At this stage, the BPM methodology seeks to identify the process, understand its execution, the tools used, times, activities, and actors. We begin to discover the AS IS of the process, to understand its functioning and objective.

2 Process analysis

This is one of my favorite stages. in my opinion, this stage is our litmus test. It is here that we face one of the greatest challenges for those of us who love process transformation. It is here that we begin to identify the value of the process and its activities. We identify the activities that are generating value for the business, the customer, and the process, and we identify those that are not generating value so that we can remove them from this process, without losing sight of change management, of course. We cannot eliminate activities or formats from processes without first raising awareness among the team, without first communicating the benefits of creating digital processes, scalable processes, processes that have the least interaction with human resources. We must remove the taboo among those who execute the process that they will become unemployed. On the contrary, the time they used to spend on an activity that does not generate value can now be spent analyzing the behavior of the process and getting involved in data mining. Identify weaknesses and opportunities for process improvement.

3 Process redesign

At this stage, the methodology seeks to begin involving technological resources and tools to create scalable processes, processes that can be transformed from their simplest activity, processes that can be executed automatically and that allow us to monitor the logs of each of their activities, in order to make decisions based on their behavior. Redesigning processes involves the support of all areas involved, of all actors, reviewing whether it is necessary to consider developments that do not exceed the allocated budget, whether the necessary resources are available to execute the development, simulating the process, and identifying in advance whether the redesign proposal will generate value and improve customer satisfaction, whether internal or external. Let's not forget that BPM has this approach. Customer satisfaction, delivering quality products or services in a timely manner.

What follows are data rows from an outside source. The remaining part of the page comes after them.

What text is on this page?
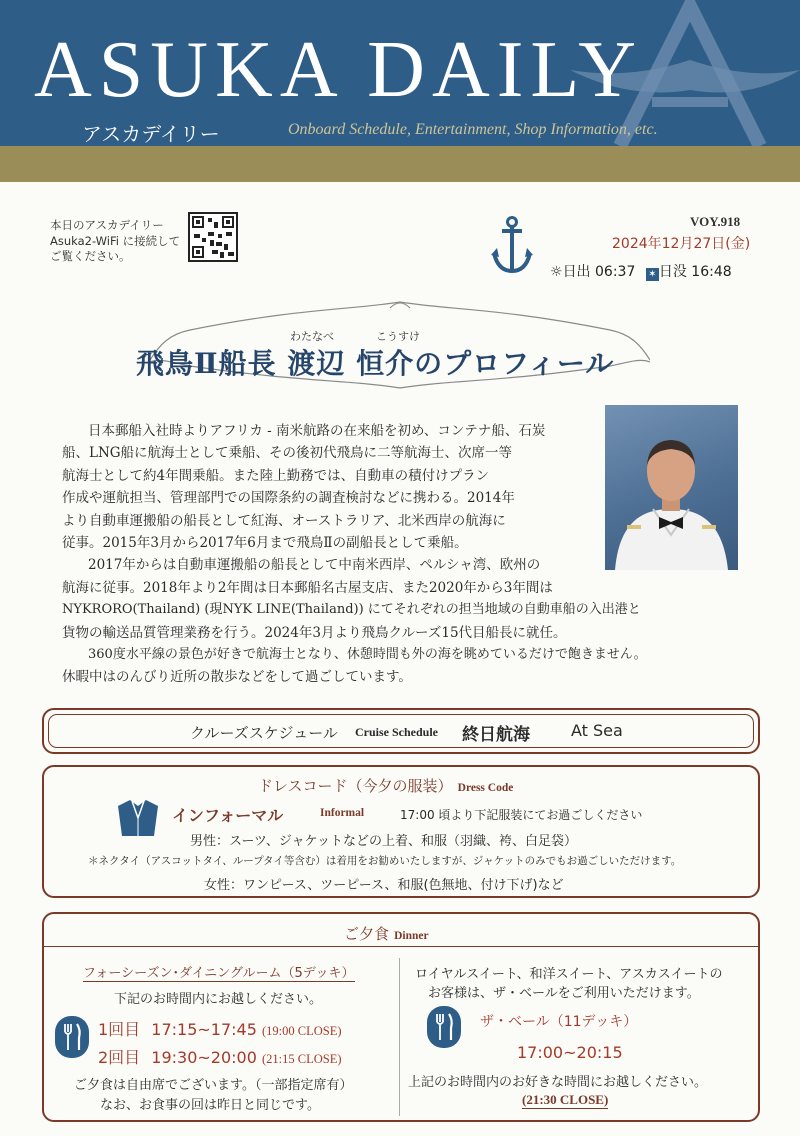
ASUKA DAILY
アスカデイリー	Onboard Schedule, Entertainment, Shop Information, etc.
本日のアスカデイリー
Asuka2-WiFi に接続して
ご覧ください。
VOY.918
2024年12月27日(金)
☼日出 06:37 ✶ 日没 16:48
わたなべ	こうすけ
飛鳥Ⅱ船長 渡辺 恒介のプロフィール

日本郵船入社時よりアフリカ - 南米航路の在来船を初め、コンテナ船、石炭

船、LNG船に航海士として乗船、その後初代飛鳥に二等航海士、次席一等

航海士として約4年間乗船。また陸上勤務では、自動車の積付けプラン

作成や運航担当、管理部門での国際条約の調査検討などに携わる。2014年

より自動車運搬船の船長として紅海、オーストラリア、北米西岸の航海に

従事。2015年3月から2017年6月まで飛鳥Ⅱの副船長として乗船。

2017年からは自動車運搬船の船長として中南米西岸、ペルシャ湾、欧州の

航海に従事。2018年より2年間は日本郵船名古屋支店、また2020年から3年間は

NYKRORO(Thailand) (現NYK LINE(Thailand)) にてそれぞれの担当地域の自動車船の入出港と

貨物の輸送品質管理業務を行う。2024年3月より飛鳥クルーズ15代目船長に就任。

360度水平線の景色が好きで航海士となり、休憩時間も外の海を眺めているだけで飽きません。

休暇中はのんびり近所の散歩などをして過ごしています。

クルーズスケジュール Cruise Schedule 終日航海	At Sea
ドレスコード（今夕の服装） Dress Code
インフォーマル	Informal	17:00 頃より下記服装にてお過ごしください
男性：スーツ、ジャケットなどの上着、和服（羽織、袴、白足袋）
＊ネクタイ（アスコットタイ、ループタイ等含む）は着用をお勧めいたしますが、ジャケットのみでもお過ごしいただけます。
女性：ワンピース、ツーピース、和服(色無地、付け下げ)など
ご夕食 Dinner
フォーシーズン･ダイニングルーム（5デッキ）
下記のお時間内にお越しください。
1回目 17:15~17:45 (19:00 CLOSE)
2回目 19:30~20:00 (21:15 CLOSE)
ご夕食は自由席でございます。（一部指定席有）
なお、お食事の回は昨日と同じです。
ロイヤルスイート、和洋スイート、アスカスイートの
お客様は、ザ・ベールをご利用いただけます。
ザ・ベール（11デッキ）
17:00~20:15
上記のお時間内のお好きな時間にお越しください。
(21:30 CLOSE)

4. Implementation of the process

It is important to mention that all process management must be understood by senior management, as they are the ones who set the direction for what they expect as a business and who set the budget. Without senior management accompanied by a good strategy, it has not been possible to implement process management in organizations.

Once we have redesigned the process, it is time to take action, as we know from the famous PDCA cycle, and this is where monitoring and tracking the stabilization of the process comes in. Although this could be the responsibility of the main actor, it is our responsibility to ensure that we deliver stabilized processes, executable processes, processes that meet 97% of the acceptance criteria. Let's remember that before implementing a process, we must know what is expected of this new process in order to analyze its results.

At this stage, we begin to identify improvements, work on findings from process execution, findings that may arise from audits, non-compliance with indicators, customer dissatisfaction, among others. This stage allows us to have scalable processes. Process monitoring is carried out according to the stored data.

Over the last four years, the processing, storage, and reading of data stored in technological tools have been the main drivers of increased sales, increased consumption of new technological tools, the empowerment of some organizations, and the bankruptcy of others. We are in a competitive environment where we have digital, connected, and informed customers, new technologies, RPAS, BPMS, among others, new business models, digital, customer-centric, and taking advantage of the value of data.

Digital transformation is a strategic plan that involves cultural change, requires rethinking business models, transforming processes with the use of new technologies, focusing on the customer, delivering quality products on time, making data-driven decisions, with the aim of improving the customer experience and achieving exponential growth.

The digital transformation of processes requires not only technology, but also a change in culture and direction, a strategy geared toward achieving organizational growth and focused on meeting the quality and timeliness standards of our customers, our digital customers.